When Black Friday arrives in just a few weeks, the lines will likely be shorter than last year's, and they will probably shrink further in the coming years. The mass migration of shoppers from traditional brick-and-mortar stores to digital storefronts is well under way and continues to gather steam.
The latest evidence quantifying what we in logistics already know comes from an annual study released earlier this year by UPS. The fifth annual "Pulse of the Online Shopper" study shows that avid online shoppers, defined as those who make two or more online purchases in a typical three-month span, are now making more than half of all their purchases online.
This is the first time in the study's five-year history that more than half (51 percent) of all purchases made by respondents are made online, up from 48 percent in 2015. The study also suggests that the shift from traditional in-store shopping to e-commerce will continue. Nearly one in five respondents indicated that more of their shopping will take place online in 2017 than in 2016.
And traditional stores aren't all they are migrating away from. They are also moving away from their computers as their primary shopping tool and instead turning to their ever-present smartphones. A full 77 percent now conduct their online shopping primarily on mobile devices, up from two-thirds in 2014.
Physical retail stores, though, still have a place in the brave new omnichannel world. "This year's study revealed that 45 percent of online shoppers love the thrill of hunting for and finding great deals, and that physical stores continue to play an important role in that experience," said Teresa Finley, chief marketing officer at UPS, in a press release.
In fact, the study revealed that some traditional online retailers are establishing a brick-and-mortar presence—although these are storefronts with a twist. The retailers are experimenting with showrooms without inventory to provide consumers with the opportunity to examine products before buying them online. One in six shoppers say they have visited such retailers.
Just as today's customers expect to shop via any channel they choose, they also expect to use more than one channel to execute a single transaction. For instance, the study showed that about half the buyers who shop and buy online want to pick up their order at a store. These "cross-channel transactions," defined as purchases using in-store and at least one online channel, now account for 38 percent of all purchases.
All this has enormous implications for the back end of the operation—the retailer's order fulfillment and delivery processes. For one thing, it means retailers must have integrated visibility into available inventory in both the store and at the supporting DC(s). It also means retailers must create a seamless experience between their virtual and physical storefronts that reflects how their customers want to shop. Providing detailed product information with good photography, professional and peer reviews, and online access to store inventory are critical.
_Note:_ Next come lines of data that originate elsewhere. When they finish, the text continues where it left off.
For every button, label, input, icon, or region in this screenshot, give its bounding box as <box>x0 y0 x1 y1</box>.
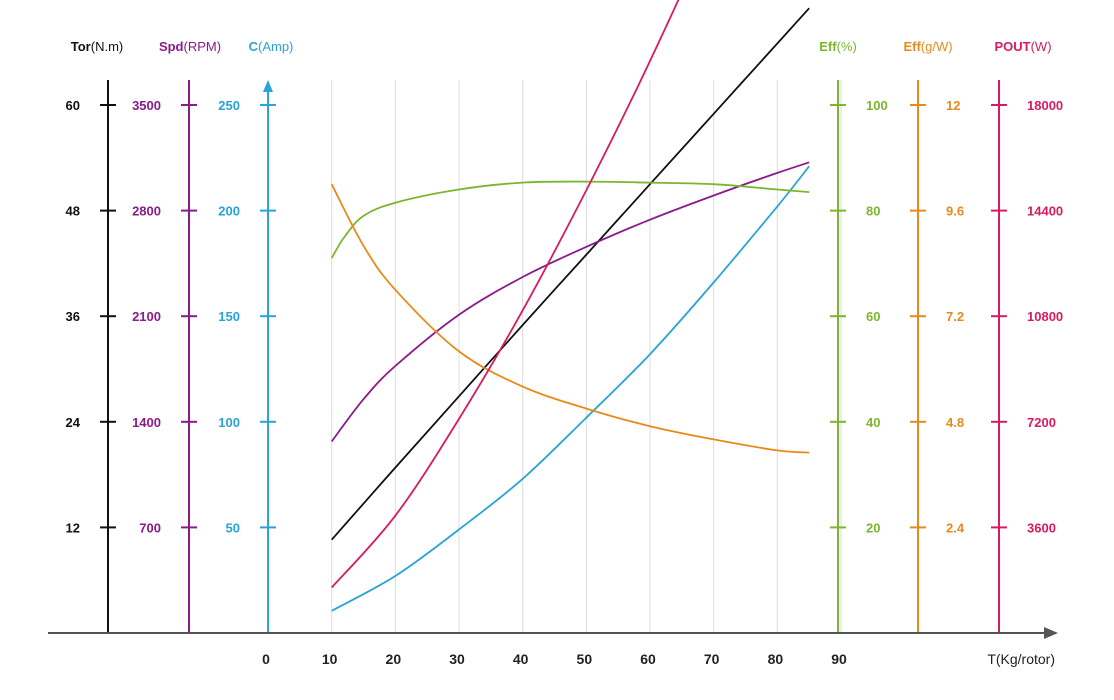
tick-label-amp: 50 <box>226 520 240 535</box>
axis-title-unit: (%) <box>837 39 857 54</box>
tick-label-effg: 12 <box>946 98 960 113</box>
axis-title-unit: (g/W) <box>921 39 953 54</box>
axis-amp: C(Amp) 50 100 150 200 250 <box>218 39 293 633</box>
grid-lines <box>331 80 842 633</box>
tick-label-pout: 14400 <box>1027 204 1063 219</box>
x-tick-label: 90 <box>831 651 847 667</box>
tick-label-effp: 20 <box>866 520 880 535</box>
tick-label-tor: 12 <box>66 520 80 535</box>
x-tick-label: 0 <box>262 651 270 667</box>
axis-title-spd: Spd(RPM) <box>159 39 221 54</box>
x-tick-label: 80 <box>768 651 784 667</box>
axis-title-name: Tor <box>71 39 91 54</box>
tick-label-tor: 36 <box>66 309 80 324</box>
x-tick-label: 40 <box>513 651 529 667</box>
tick-label-tor: 48 <box>66 204 80 219</box>
series-line-amp <box>331 165 810 612</box>
tick-label-tor: 60 <box>66 98 80 113</box>
tick-label-effp: 80 <box>866 204 880 219</box>
axis-title-name: Spd <box>159 39 184 54</box>
tick-label-effp: 60 <box>866 309 880 324</box>
axis-arrow-amp <box>263 80 273 92</box>
tick-label-effg: 9.6 <box>946 204 964 219</box>
tick-label-tor: 24 <box>66 415 81 430</box>
tick-label-effp: 100 <box>866 98 888 113</box>
x-tick-label: 10 <box>322 651 338 667</box>
tick-label-amp: 200 <box>218 204 240 219</box>
x-tick-label: 60 <box>640 651 656 667</box>
axis-title-name: Eff <box>903 39 921 54</box>
tick-label-spd: 2100 <box>132 309 161 324</box>
tick-label-spd: 1400 <box>132 415 161 430</box>
x-axis: 0 10 20 30 40 50 60 70 80 90 T(Kg/rotor) <box>48 627 1058 667</box>
tick-label-amp: 100 <box>218 415 240 430</box>
axis-title-unit: (Amp) <box>258 39 293 54</box>
axis-title-unit: (N.m) <box>91 39 124 54</box>
axis-title-unit: (W) <box>1031 39 1052 54</box>
axis-title-tor: Tor(N.m) <box>71 39 123 54</box>
tick-label-amp: 250 <box>218 98 240 113</box>
x-axis-arrow <box>1044 627 1058 639</box>
tick-label-pout: 18000 <box>1027 98 1063 113</box>
axis-effp: Eff(%) 20 40 60 80 100 <box>819 39 888 633</box>
tick-label-amp: 150 <box>218 309 240 324</box>
series-line-spd <box>330 161 810 442</box>
x-tick-label: 20 <box>386 651 402 667</box>
series-line-effg <box>330 183 810 454</box>
axis-title-name: POUT <box>994 39 1030 54</box>
axis-title-pout: POUT(W) <box>994 39 1051 54</box>
axis-title-name: Eff <box>819 39 837 54</box>
x-axis-title: T(Kg/rotor) <box>987 651 1055 667</box>
series-line-effp <box>330 180 810 259</box>
y-axes: Tor(N.m) 12 24 36 48 60 Spd(RPM) 700 1400 2100 280… <box>66 39 1063 633</box>
axis-effg: Eff(g/W) 2.4 4.8 7.2 9.6 12 <box>903 39 965 633</box>
axis-title-effg: Eff(g/W) <box>903 39 952 54</box>
series-line-tor <box>331 7 810 541</box>
tick-label-spd: 700 <box>139 520 161 535</box>
axis-title-effp: Eff(%) <box>819 39 857 54</box>
series-line-pout <box>331 0 680 589</box>
x-tick-label: 50 <box>577 651 593 667</box>
axis-title-amp: C(Amp) <box>249 39 294 54</box>
tick-label-pout: 10800 <box>1027 309 1063 324</box>
tick-label-effg: 4.8 <box>946 415 964 430</box>
x-tick-label: 70 <box>704 651 720 667</box>
tick-label-effg: 2.4 <box>946 520 965 535</box>
axis-spd: Spd(RPM) 700 1400 2100 2800 3500 <box>132 39 221 633</box>
tick-label-spd: 3500 <box>132 98 161 113</box>
tick-label-pout: 7200 <box>1027 415 1056 430</box>
axis-title-unit: (RPM) <box>184 39 222 54</box>
tick-label-effg: 7.2 <box>946 309 964 324</box>
x-tick-label: 30 <box>449 651 465 667</box>
tick-label-spd: 2800 <box>132 204 161 219</box>
axis-pout: POUT(W) 3600 7200 10800 14400 18000 <box>991 39 1063 633</box>
series-lines <box>330 0 810 612</box>
axis-title-name: C <box>249 39 259 54</box>
axis-tor: Tor(N.m) 12 24 36 48 60 <box>66 39 123 633</box>
tick-label-effp: 40 <box>866 415 880 430</box>
tick-label-pout: 3600 <box>1027 520 1056 535</box>
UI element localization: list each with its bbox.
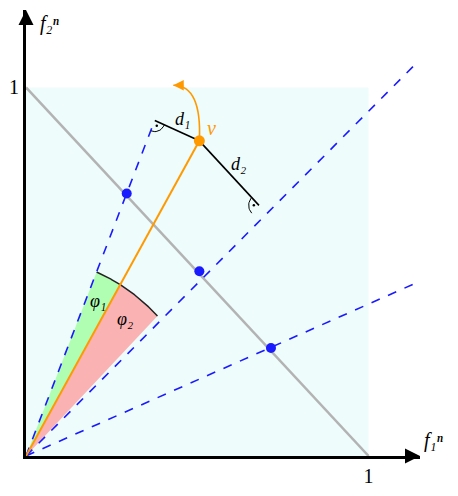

Our annual report on omnichannel distribution provides great insight into how retailers and their logistics service providers are responding to these new and rapidly changing demands. The report features the results of an exclusive study in which we asked respondents what processes and technologies they used to fill the various types of orders. As it turned out, their answers were all over the map. Just as there is no one specific buying pattern common to the majority of shoppers, there is no one specific solution to satisfy these shoppers.
Logistics professionals will continue to face challenges as the complexities grow and the variables multiply. As to how they'll fare, their fortunes will depend on their ability to remain agile and responsive, and their willingness to adapt to consumer demands that seem to change by the day.